The advantages of the two novel CRN-based biomolecular controllers proposed in this manuscript are reflected in the structural design. On the one hand, the positive autoregulation mechanism is utilized to improve the stability of the ultrasensitive response. The proposed controller is thought to have two distinct properties: ultrasensitivity, which is considered an essential component of many robust perfect adaptation (RPA) mechanisms [30,37,38] and is implemented by using covalent modification cycles; and bi-stability [39,40], which is realized by utilizing the positive autoregulation mechanism, thereby enhancing the stability of biochemical control systems. On the other hand, the subtraction module is not involved, which circumvents the limitation of the dual rail representation when designing CRNs, reducing the complexity of DNA implementations. This is mainly because the dual rail representation uses the difference in concentration of two specific chemicals to represent the signal [8], which at least doubles the total number of abstract chemical reactions required for implementation [10,11,13]. If the dual rail representation can be avoided in controller designs, the number of CRN reactions and the complexity of DNA implementation can be reduced. From these two perspectives, the benefits of structural design ensure the efficacy of the controllers proposed in this work.

In addition, Samaniego et al. [30] examined potential biological applications of the Brink controller using three different implementation paths involving RNA molecules (aptamers and toehold switches) and proteins. The two novel biomolecular controllers proposed (including the BC-DPAR and BC-IPAR) differ structurally from the Brink controller; however, the above design approaches can be applied to build corresponding experiments to validate the results in the manuscript. With advances in protein [41] and RNA engineering [42], the proposed biomolecular controllers may be used to build adaptive biological systems.

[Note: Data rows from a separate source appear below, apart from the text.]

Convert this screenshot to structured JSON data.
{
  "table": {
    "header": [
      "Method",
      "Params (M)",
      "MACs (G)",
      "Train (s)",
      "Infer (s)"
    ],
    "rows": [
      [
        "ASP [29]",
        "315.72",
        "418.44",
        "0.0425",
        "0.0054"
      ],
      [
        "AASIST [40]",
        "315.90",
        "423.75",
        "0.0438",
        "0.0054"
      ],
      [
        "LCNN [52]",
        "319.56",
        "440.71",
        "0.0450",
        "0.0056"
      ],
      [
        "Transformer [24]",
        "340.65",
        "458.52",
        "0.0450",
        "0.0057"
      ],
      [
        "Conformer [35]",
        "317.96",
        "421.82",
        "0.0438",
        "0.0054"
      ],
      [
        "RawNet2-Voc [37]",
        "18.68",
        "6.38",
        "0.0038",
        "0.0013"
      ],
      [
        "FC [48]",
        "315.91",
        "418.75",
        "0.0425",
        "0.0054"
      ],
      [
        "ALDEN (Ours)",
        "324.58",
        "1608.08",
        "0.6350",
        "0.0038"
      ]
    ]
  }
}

Positive autoregulation constructed by the covalent modification cycle can achieve unlimited ultrasensitivity. Embedding this ultrasensitivity mechanism into a negative feedback loop can result in a near-horizontal response to external network stimulus, thus enabling RPA. The proposed BC-IPAR controller can only exhibit two-way bistable switches; however, our proposed BC-DPAR controller can also exhibit one-way switches. Bistable switches are considered to play a central role in signalling events, such as apoptosis and motility. In these cases, unlike the two-way switches in the BC-IPAR controller, the additional one-way switches in the BC-DPAR controller may have a profound impact on the control of biochemical processes.

5. Conclusions

This article proposes two novel biomolecular controllers, i.e., BC-DPAR and BC-IPAR, and demonstrates how to construct the two controllers using abstract chemical reactions. A novel controller BC-DPAR is proposed with the application of the covalent modification cycle with direct positive autoregulation; another novel controller BC-IPAR is constructed integrating the covalent modification cycle and indirect positive autoregulation. Then, an enzymatic protein hydrolysis process model based on CRNs is established, and the whole process is constructed in the simplest form of chemical reaction. In addition, the CRN-based process model obtains the corresponding DNA implementations under the action of DNA strand displacement mechanism. Finally, three different control schemes for DNA-based BC, BC-DPAR, and BC-IPAR are designed and analysed utilizing the proposed enzymatic proteolysis reaction model. Results show that the proposed novel BC-DPAR and BC-IPAR control schemes both shorten the setting time required to achieve the expected output levels of proteolytic products compared to the existing BC scheme, and the better regulation effect of the BC-DPAR scheme tends to achieve the ideal expected output. In addition, this paper provides alternative implementation routes for examining potential biological implementations of the proposed controllers to validate our experimental results. An interesting aspect, which has not been considered in this paper, is the combination of the proposed controller in RNA design and protein engineering to synthesize regulators with adjustable thresholds and gains. This is left as future work.